A Dynamical Mean Field Theory for the Study of Surface Diffusion Constants

TL;DR

This paper develops a combined analytical and numerical dynamical mean field theory to study surface diffusion in lattice-gas models, effectively capturing collective and tracer diffusion behaviors in strongly interacting systems.

Contribution

The paper introduces a novel dynamical mean field theory for surface diffusion that integrates Monte Carlo simulations and analytical approximations, improving understanding of diffusion in complex systems.

Findings

The approach accurately predicts collective diffusion in strongly interacting systems.

Memory effects significantly influence tracer diffusion.

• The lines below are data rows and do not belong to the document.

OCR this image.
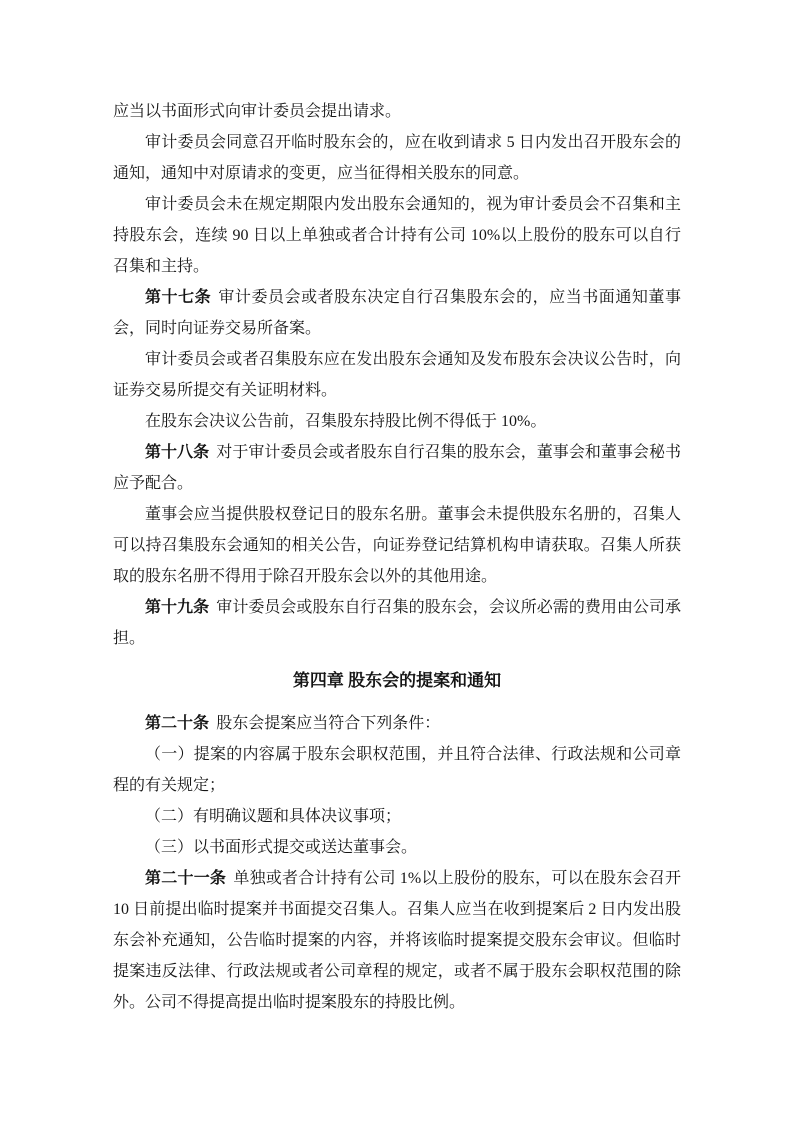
应当以书面形式向审计委员会提出请求。

审计委员会同意召开临时股东会的，应在收到请求 5 日内发出召开股东会的通知，通知中对原请求的变更，应当征得相关股东的同意。

审计委员会未在规定期限内发出股东会通知的，视为审计委员会不召集和主持股东会，连续 90 日以上单独或者合计持有公司 10%以上股份的股东可以自行召集和主持。

第十七条 审计委员会或者股东决定自行召集股东会的，应当书面通知董事会，同时向证券交易所备案。

审计委员会或者召集股东应在发出股东会通知及发布股东会决议公告时，向证券交易所提交有关证明材料。

在股东会决议公告前，召集股东持股比例不得低于 10%。

第十八条 对于审计委员会或者股东自行召集的股东会，董事会和董事会秘书应予配合。

董事会应当提供股权登记日的股东名册。董事会未提供股东名册的，召集人可以持召集股东会通知的相关公告，向证券登记结算机构申请获取。召集人所获取的股东名册不得用于除召开股东会以外的其他用途。

第十九条 审计委员会或股东自行召集的股东会，会议所必需的费用由公司承担。

第四章 股东会的提案和通知

第二十条 股东会提案应当符合下列条件：

（一）提案的内容属于股东会职权范围，并且符合法律、行政法规和公司章程的有关规定；

（二）有明确议题和具体决议事项；

（三）以书面形式提交或送达董事会。

第二十一条 单独或者合计持有公司 1%以上股份的股东，可以在股东会召开 10 日前提出临时提案并书面提交召集人。召集人应当在收到提案后 2 日内发出股东会补充通知，公告临时提案的内容，并将该临时提案提交股东会审议。但临时提案违反法律、行政法规或者公司章程的规定，或者不属于股东会职权范围的除外。公司不得提高提出临时提案股东的持股比例。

The method outperforms traditional Monte Carlo simulations for collective diffusion.

Abstract

We present a combined analytical and numerical approach based on the Mori projection operator formalism and Monte Carlo simulations to study surface diffusion within the lattice-gas model. In the present theory, the average jump rate and the susceptibility factor appearing are evaluated through Monte Carlo simulations, while the memory functions are approximated by the known results for a Langmuir gas model. This leads to a dynamical mean field theory (DMF) for collective diffusion, while approximate correlation effects beyond DMF are included for tracer diffusion. We apply our formalism to three very different strongly interacting systems and compare the results of the new approach with those of usual Monte Carlo simulations. We find that the combined approach works very well for collective diffusion, whereas for tracer diffusion the influence of interactions on the memory effects is more prominent.